The significance of discipline in schools
Tuesday, June 19, 2018
Handling studentsu2019 concerns fairly can help boost academic performance. File.

Following rules or a code of conduct, whether at home or school, is what education experts believe every student should strive for.

However, the load of making sure students adhere to the rules set in place by a school shouldn’t solely be assigned to teachers, educationists say.

Issues like dress code, hair dos and basic manners, start from home. 

Sam Ogawng, an English and literature teacher at Mother Mary Complex School in Kibagabaga, says if discipline is not tackled at an early age, then quality education won’t be achieved.

How discipline affects education

Ogawng says that for learning to have its full impact, discipline should not be taken for granted.

He observes that if students at all levels are disciplined, the acquisition of knowledge and skills will be achieved with ease.

"The two pillars, that’s to say parents and educators, especially heads of institutions, play a great role in grooming learners.

"Charity begins at home and it does not end there, when a student is disciplined, it eases the learning process at different levels,” he says.

He notes that disciplined students will always shine, explaining that this is because they are focused and self-driven.

He advises parents to go back to the drawing board; for example, like in ancient times when parents spent time with their children to discuss all sorts of issues, including discipline.

However, he says, it’s hard these days for parents to do so as they are always occupied with work.

Silver Busobozi, the dean of students at Riviera High School, says there is an increasing need to strengthen guidance and counselling departments in schools, to help students attain set values.

He says that the intervention of parents should not be ignored. However; the issue today is that parents expect teachers to play a pivotal role in promoting discipline in learners, while in a real sense; this task has to be shared.

"Most parents are reluctant to impose moral authority to learners, therefore, teachers take the place of parents to guide the discipline of students,” he says.

Busobozi notes that the modern parent is obsessed with the determination to create a future for their children, and in so doing, creates less or no time at all to interact with the academic and disciplinary progression of their learners.

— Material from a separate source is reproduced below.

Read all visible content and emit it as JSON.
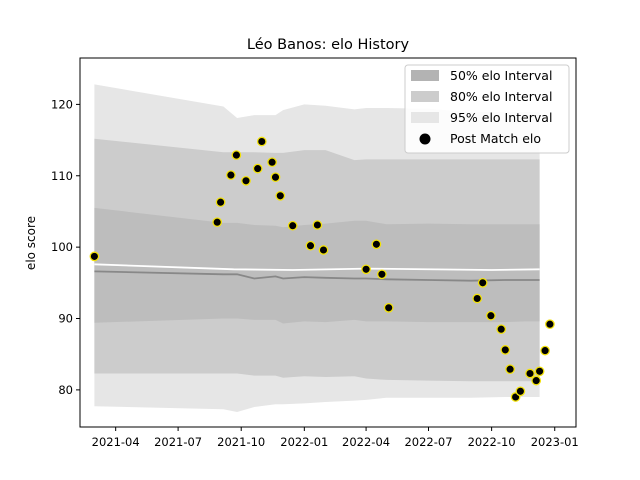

"The truth of the matter remains that a child whose social and spiritual discipline is strong has high chances of academic excellence,” he adds.

Enock Nkulanga, the national director, African Children’s Mission, says students can’t learn without discipline as the school will be in chaos.

He points out that when it comes to the discipline of learners, the challenge is that we tend to focus and talk only about instilled discipline, the discipline that is instilled in children by parents, or because of school rules and regulations.

Nkulanga is of the view that the most important discipline is self-discipline. It should be cultivated within by an individual (student), by setting standards and determining how far they can go amidst numerous obstacles.

What to do

Emmy Ndangamira, a mathematics and disciplinary teacher at Little Angels School in Kicukiro, says parents and schools can strive to cultivate or instil discipline in children and students respectively, but still fail and end up with unmanageable students.

He says that it’s good for students to learn how to be responsible in all areas, and that this should start when they are still very young.

"Disciplined students strive for higher standards, which propels them to higher academic achievement. They bring public glorification to their institution, which trickles down to how the institution strives to maintain higher standards,” he says.

Ndangamira says that for schools or parents to have disciplined students, schools especially should look into participatory approaches which involve making imposed policies. 

"I feel students should be involved, beginning with the student leadership body. Inspiring students to have a spirit of belonging, and encouraging involvement in building their school as a great institution goes a long way in making sure that students feel proud of how they are involved in the decision making process that affects their institution,” he observes.

How should indiscipline be approached?

Jacky Irabagiza, counsellor and matron at Martyrs Secondary School in Remera, says punishing students builds resentment and ‘hard hearts’.

The best approach, Irabagiza says, is to encourage a disorderly student to acknowledge their fault and show remorse. School leadership should be willing to forgive.

She notes that in situations where students commit the same fault repeatedly, they should be sent home to bring their parents to the school. They should then take an oath to not make the same mistake again. 

Irabagiza says that this should be strict and every school or institution should embrace the method, as it helps shape learners to fit in society as responsible citizens.

"When learners are made to reflect on their wrongdoings, they’ll strive to be better,” she adds.

Ndangamira says that having ways to discipline students in school is vital, and that parents should be aware of this.

He says that teachers should avoid corporal punishment, as this does not help; on the contrary, it makes a student’s behaviour even worse.

Alternatively, he advises, a teacher should try lighter retribution for learners to show remorse for their actions.

Depending on the student’s fault, a teacher should be in the position to involve the parents. When struggles of parents and teachers join forces, it becomes much easier to guide a learner in the right direction.

Irabagiza says that parents should correct their children whenever they make a mistake, rather than sympathise with them.

Parents share their views

James Hakurimana

‘Charity begins at home’ so I believe parents should be blamed first if students portray rowdy behaviour. Working together with teachers can help parents groom children to be responsible. -----

Loice Mbabazi

I think instilling religious values in children is vital because they will always behave in ways that are righteous. Also, understanding the root of a child’s behaviour is important.

-----

Rosaline Rurangwa

The cases of students wearing short skirts show how undisciplined our children are, and the schools that permit it. The issue also drops our image as parents. Parents have a vital role to play in the education of a child. When a child, however, displays negative behaviour, greater part of the blame should be for the parents. -----

Modeste Asiimwe

I think students who misbehave should be reprimanded by parents and teachers in front of other students. This can be a warning to other students, making them afraid to indulge in such behaviour.